Une seconde ferme, propriété du sieur Cotteblanche au début du XVIIème siècle possédait notamment les terrains du Petit-Parc où sera construit entre 1895 et 1909 le château du Petit Parc, ou château de la Louvière.
Les terrains de la troisième s’étendaient jusqu’à Grenonvilliers.
Aujourd’hui ils sont occupés par de nombreux lotissements, dont vous pouvez retrouver l’histoire sur mon site.
En 1649 le hameau était habité par des gens modestes : seulement dix villageois de la Villeneuve payaient la taille, à hauteur de 6,54% de ce que payaient les habitants de Rambouillet.
En 1763 le hameau est habité par vingt-six familles, soit 60 adultes et grands enfants, 8 domestiques et 45 petits enfants. Au recensement de 1901 il y a 101 habitants. En 1906, 138 et à celui de 1921, 151.
Jusqu’en 1932 les enfants de la Villeneuve sont scolarisés sur place, dans une petite école. Un service de transport scolaire leur permet depuis de fréquenter les établissements de Rambouillet, et l’école de la Villeneuve est fermée. Mais il s’en ouvrira de nouvelles avec la création de la Clairière.
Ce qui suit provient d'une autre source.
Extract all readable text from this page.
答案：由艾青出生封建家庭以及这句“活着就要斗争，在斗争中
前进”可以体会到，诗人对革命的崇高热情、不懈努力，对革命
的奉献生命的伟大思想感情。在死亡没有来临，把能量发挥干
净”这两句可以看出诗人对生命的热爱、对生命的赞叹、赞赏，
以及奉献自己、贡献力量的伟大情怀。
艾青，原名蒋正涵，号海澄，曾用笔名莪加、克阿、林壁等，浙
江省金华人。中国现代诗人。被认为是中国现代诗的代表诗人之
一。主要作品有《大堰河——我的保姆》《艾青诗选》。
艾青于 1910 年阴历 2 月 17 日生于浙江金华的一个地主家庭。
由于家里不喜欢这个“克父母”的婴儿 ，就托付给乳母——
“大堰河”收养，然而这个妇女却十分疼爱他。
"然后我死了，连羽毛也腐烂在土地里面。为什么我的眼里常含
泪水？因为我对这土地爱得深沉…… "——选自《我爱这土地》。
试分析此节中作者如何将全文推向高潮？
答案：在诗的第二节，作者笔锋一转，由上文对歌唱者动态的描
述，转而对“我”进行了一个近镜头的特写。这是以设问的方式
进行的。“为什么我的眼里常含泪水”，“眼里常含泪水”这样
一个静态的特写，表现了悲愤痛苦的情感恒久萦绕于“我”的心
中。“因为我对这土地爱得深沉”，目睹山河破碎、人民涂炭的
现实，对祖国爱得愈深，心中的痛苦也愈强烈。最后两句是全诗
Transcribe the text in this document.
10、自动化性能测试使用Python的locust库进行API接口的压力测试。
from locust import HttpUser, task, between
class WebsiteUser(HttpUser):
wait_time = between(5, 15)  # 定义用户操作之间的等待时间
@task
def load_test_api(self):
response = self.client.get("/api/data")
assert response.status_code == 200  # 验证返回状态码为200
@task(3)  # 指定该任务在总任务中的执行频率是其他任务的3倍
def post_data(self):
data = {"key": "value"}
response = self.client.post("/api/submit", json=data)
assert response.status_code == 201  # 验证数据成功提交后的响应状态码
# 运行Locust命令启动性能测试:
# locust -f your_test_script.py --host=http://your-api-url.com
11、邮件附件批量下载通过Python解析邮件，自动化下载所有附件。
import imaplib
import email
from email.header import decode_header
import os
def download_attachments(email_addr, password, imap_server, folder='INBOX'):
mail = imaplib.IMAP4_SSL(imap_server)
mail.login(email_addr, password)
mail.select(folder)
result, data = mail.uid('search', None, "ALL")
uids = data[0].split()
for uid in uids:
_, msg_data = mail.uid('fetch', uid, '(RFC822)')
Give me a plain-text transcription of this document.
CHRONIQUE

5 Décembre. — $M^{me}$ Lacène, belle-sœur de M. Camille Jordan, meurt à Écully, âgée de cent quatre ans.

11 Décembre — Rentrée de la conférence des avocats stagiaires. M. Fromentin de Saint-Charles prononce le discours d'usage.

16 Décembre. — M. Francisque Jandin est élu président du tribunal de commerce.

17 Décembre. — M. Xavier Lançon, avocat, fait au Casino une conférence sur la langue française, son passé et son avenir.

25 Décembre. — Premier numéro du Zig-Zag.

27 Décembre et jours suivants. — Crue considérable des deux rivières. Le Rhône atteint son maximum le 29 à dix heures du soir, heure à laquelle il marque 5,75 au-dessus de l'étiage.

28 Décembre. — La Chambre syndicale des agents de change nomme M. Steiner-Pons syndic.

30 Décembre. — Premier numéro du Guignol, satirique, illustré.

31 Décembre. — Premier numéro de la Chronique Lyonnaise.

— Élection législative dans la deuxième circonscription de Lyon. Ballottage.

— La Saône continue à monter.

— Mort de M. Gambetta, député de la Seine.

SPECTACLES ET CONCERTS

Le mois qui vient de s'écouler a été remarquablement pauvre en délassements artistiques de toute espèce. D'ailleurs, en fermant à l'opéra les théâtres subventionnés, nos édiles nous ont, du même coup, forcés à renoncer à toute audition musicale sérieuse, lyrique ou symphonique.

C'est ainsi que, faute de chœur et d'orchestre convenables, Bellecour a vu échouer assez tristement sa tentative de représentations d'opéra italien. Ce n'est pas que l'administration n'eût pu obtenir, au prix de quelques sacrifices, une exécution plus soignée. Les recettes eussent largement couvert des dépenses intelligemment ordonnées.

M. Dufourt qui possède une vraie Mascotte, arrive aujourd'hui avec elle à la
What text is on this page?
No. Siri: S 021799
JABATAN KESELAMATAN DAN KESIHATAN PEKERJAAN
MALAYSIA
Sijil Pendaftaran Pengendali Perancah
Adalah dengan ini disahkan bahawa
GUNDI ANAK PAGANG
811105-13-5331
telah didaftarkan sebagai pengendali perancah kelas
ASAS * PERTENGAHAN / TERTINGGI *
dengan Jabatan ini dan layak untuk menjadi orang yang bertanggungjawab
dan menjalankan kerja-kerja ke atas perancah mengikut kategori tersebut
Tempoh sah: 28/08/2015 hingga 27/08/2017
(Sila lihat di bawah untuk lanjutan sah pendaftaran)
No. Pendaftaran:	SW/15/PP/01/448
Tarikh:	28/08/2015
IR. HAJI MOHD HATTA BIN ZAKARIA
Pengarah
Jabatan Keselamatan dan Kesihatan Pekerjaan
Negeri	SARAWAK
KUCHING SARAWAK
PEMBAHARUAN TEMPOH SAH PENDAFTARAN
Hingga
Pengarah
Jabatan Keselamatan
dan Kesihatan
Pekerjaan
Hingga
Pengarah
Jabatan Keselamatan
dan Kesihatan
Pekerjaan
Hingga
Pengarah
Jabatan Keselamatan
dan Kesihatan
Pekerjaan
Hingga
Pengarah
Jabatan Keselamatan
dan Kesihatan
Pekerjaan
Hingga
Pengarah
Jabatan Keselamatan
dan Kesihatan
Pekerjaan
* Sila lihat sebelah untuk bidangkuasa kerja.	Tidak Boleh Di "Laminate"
En 1970 la Villeneuve devient un quartier de Rambouillet, se couvre de lotissements et sa population explose.
L’activité professionnelle de la Villeneuve
Prenons la route, depuis l’étang de la Tour, sur la route de Cernay-la-Ville, en remontant le temps.
En dehors des fermes –et du haras de la Villeneuve (Rambouillet avait autrefois deux autres haras, au Pavillon de la Marine, et à Grenonvilliers)- il n’y avait quasiment aucune activité avant l’ouverture de la zone commerciale.
Cependant, que serait un hameau français qui ne posséderait pas de café ? Dans l’annuaire de 1912, deux sont mentionnés le café de Forest et l’établissement de G. Simon, qui proposait café, restaurant, épicerie, mercerie et des chambres meublées à l’enseigne du Rendez-vous des chasseurs. Il avait probablement succédé au « Restaurant du Cycle ». Il n’y a alors qu’un seul abonné aux bureaux téléphoniques : le haras de la Villeneuve.
Jusqu’au lancement de la Clairière, vers 1970, le hameau ne change guère.
Venant de l’étang de la Tour, on longeait alors des bois, quasiment jusqu’à l’auberge du Joyeux Louvetier qui avait remplacé la maison Moratille. En face, le château du Terrier, de la comtesse de Waru, et ses haras, étaient devenus la Maison de santé du Terrier (aujourd’hui CERRSY), et seuls quelques pans de murs rappelaient encore les bâtiments précédents.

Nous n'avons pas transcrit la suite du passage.